In this scenario, one could argue that contemporary art looses its broad cultural relevance beyond very specific parameters — i.e. as entertainment, within specific institutional frameworks; as ‘critical,’ again within specific institutional frameworks; as value object, likewise within specific institutional frameworks; as a career or personal investment, within specific institutional frameworks — exactly because it evacuates its potential as a non-rational infrastructure. Once, aesthetics or religion might have taken up this non-rationalised space; today it might be various forms of otherness — which however is treated as a sort of object in the rationality of institutional representation or indexing. Certainly this rationalisation opens up a gap, or dead end where critique (something with its own frame of belief) reaches a limit — as it can be neither functional nor symbolic enough for the rationalised, standardised, interoperable infrastructure of contemporary art as genre.

However, contemporary art  cannot properly accommodate the non-rationalised either until what is yet to be rationalised is rendered as contemporary art; or the art institution is critiqued and re-instituted (see Boltanksi); or at all — thus the difficulty or lag in change. Ironically the intersection of institutional faith and faith in redeeming it — as seen in the attempts to close / visualise the bridge / gap between stated and actual aims — might actually be the non-rational imaginary of contemporary art itself.

(Poster for Chicas 2000, written by Carmelita Tropicana, directed by Uzi Parnes; in “Latina Performance and Queer Worldmaking; or, Chusmería at the End of the Twentieth Century)

From the perspective of how contemporary art might then be able to be a non-rationalised infrastructure we might begin by looking to a shift in temporality. Moving from an “enactment of a desire for power in and over the real,” (Marina Vishmidt, in Sheikh and Hlavajova (eds.) Former West, 2017, 267) to a reparative expansion of what constituted “the contemporary” in contemporaries past, as described by Catherine Grant (“A Time of Ones Own,” 2016, https://doi.org/10.1093/oxartj/kcw025); or the coterminous time made possible by the acts and structures of dis-identification proposed by José Esteban Muñoz in “Latina Performance and Queer Worldmaking; or, Chusmeria at the End of the Twentieth Century'” (https://doubleoperative.files.wordpress.com/2009/12/munoz-jose-esteban_latina-performance-and-queer-worldmaking-or-chusmeria-at-the-end-of-the-twentieth-century.pdf).

Here, a calculable or at least indexible relationship to the present as acquired through the infrastructures of contemporary art (including the market, academic and arts press discourse, and increasingly its integration into the timelines of social media), is disrupted as a strictly causal and dependable relationship.
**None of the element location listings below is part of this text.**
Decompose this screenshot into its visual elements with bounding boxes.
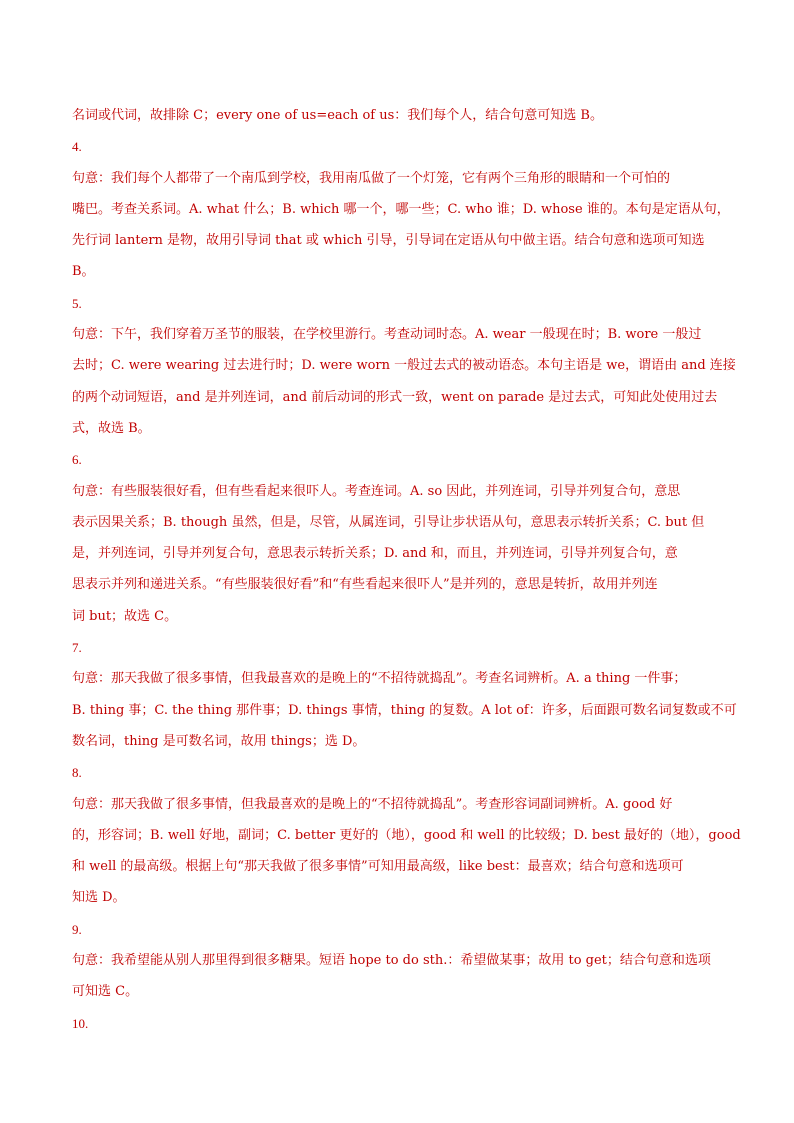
text-line: 句意：有些服装很好看，但有些看起来很吓人。考查连词。A. so 因此，并列连词，引导并列复合句，意思 (72, 483, 681, 499)
text-line: 去时；C. were wearing 过去进行时；D. were worn 一般过去式的被动语态。本句主语是 we，谓语由 and 连接 (72, 358, 736, 374)
text-line: 式，故选 B。 (72, 420, 151, 436)
text-line: 句意：我希望能从别人那里得到很多糖果。短语 hope to do sth.：希望做某事；故用 to get；结合句意和选项 (72, 953, 711, 969)
question-number: 10. (72, 1015, 89, 1031)
text-line: 表示因果关系；B. though 虽然，但是，尽管，从属连词，引导让步状语从句，意思表示转折关系；C. but 但 (72, 514, 705, 530)
text-line: 句意：下午，我们穿着万圣节的服装，在学校里游行。考查动词时态。A. wear 一般现在时；B. wore 一般过 (72, 327, 702, 343)
text-line: 名词或代词，故排除 C；every one of us=each of us：我们每个人，结合句意可知选 B。 (72, 108, 603, 123)
text-line: 可知选 C。 (72, 984, 139, 1000)
text-line: 句意：那天我做了很多事情，但我最喜欢的是晚上的“不招待就捣乱”。考查名词辨析。A. a thing 一件事； (72, 671, 687, 687)
question-number: 9. (72, 921, 82, 937)
question-number: 8. (72, 765, 82, 781)
question-number: 5. (72, 295, 82, 311)
text-line: 和 well 的最高级。根据上句“那天我做了很多事情”可知用最高级，like best：最喜欢；结合句意和选项可 (72, 859, 684, 875)
text-line: 先行词 lantern 是物，故用引导词 that 或 which 引导，引导词在定语从句中做主语。结合句意和选项可知选 (72, 233, 705, 249)
text-line: 是，并列连词，引导并列复合句，意思表示转折关系；D. and 和，而且，并列连词，引导并列复合句，意 (72, 546, 678, 562)
text-line: 思表示并列和递进关系。“有些服装很好看”和“有些看起来很吓人”是并列的，意思是转折，故用并列连 (72, 577, 658, 593)
text-line: 词 but；故选 C。 (72, 608, 178, 624)
text-line: 的，形容词；B. well 好地，副词；C. better 更好的（地），good 和 well 的比较级；D. best 最好的（地），good (72, 827, 741, 843)
text-line: 句意：我们每个人都带了一个南瓜到学校，我用南瓜做了一个灯笼，它有两个三角形的眼睛和一个可怕的 (72, 170, 671, 186)
text-line: 知选 D。 (72, 890, 126, 906)
question-number: 4. (72, 139, 82, 155)
text-line: B. thing 事；C. the thing 那件事；D. things 事情，thing 的复数。A lot of：许多，后面跟可数名词复数或不可 (72, 702, 737, 718)
text-line: B。 (72, 264, 95, 280)
text-line: 数名词，thing 是可数名词，故用 things；选 D。 (72, 733, 366, 749)
question-number: 6. (72, 452, 82, 468)
text-line: 的两个动词短语，and 是并列连词，and 前后动词的形式一致，went on parade 是过去式，可知此处使用过去 (72, 389, 718, 405)
text-line: 嘴巴。考查关系词。A. what 什么；B. which 哪一个，哪一些；C. who 谁；D. whose 谁的。本句是定语从句， (72, 201, 730, 217)
question-number: 7. (72, 640, 82, 656)
answer-explanations (72, 100, 741, 1039)
text-line: 句意：那天我做了很多事情，但我最喜欢的是晚上的“不招待就捣乱”。考查形容词副词辨析。A. good 好 (72, 796, 673, 812)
This is not to say that what Grant or Munoz suggest is irrational, just that this version of thinking through the infrastructural dimensions of art does not exclude the possibility of the non-rationalized from how it proceeds to make its worlds.

As I edit this I am thinking back to the final scene of Turner Prize winner Chralotte Prodger’s film BRIDGIT (2016) in which a rectilinear grid is overlaid onto a shot of a neolithic stone circle. The grid expands sideways, seemingly in attempt to encapsulate the shifting networks of relations and circumstance the stones coordinate. Its columns rush past the edges of the screen into meaninglessness, and a dog runs past the stone, its lead trailing behind it.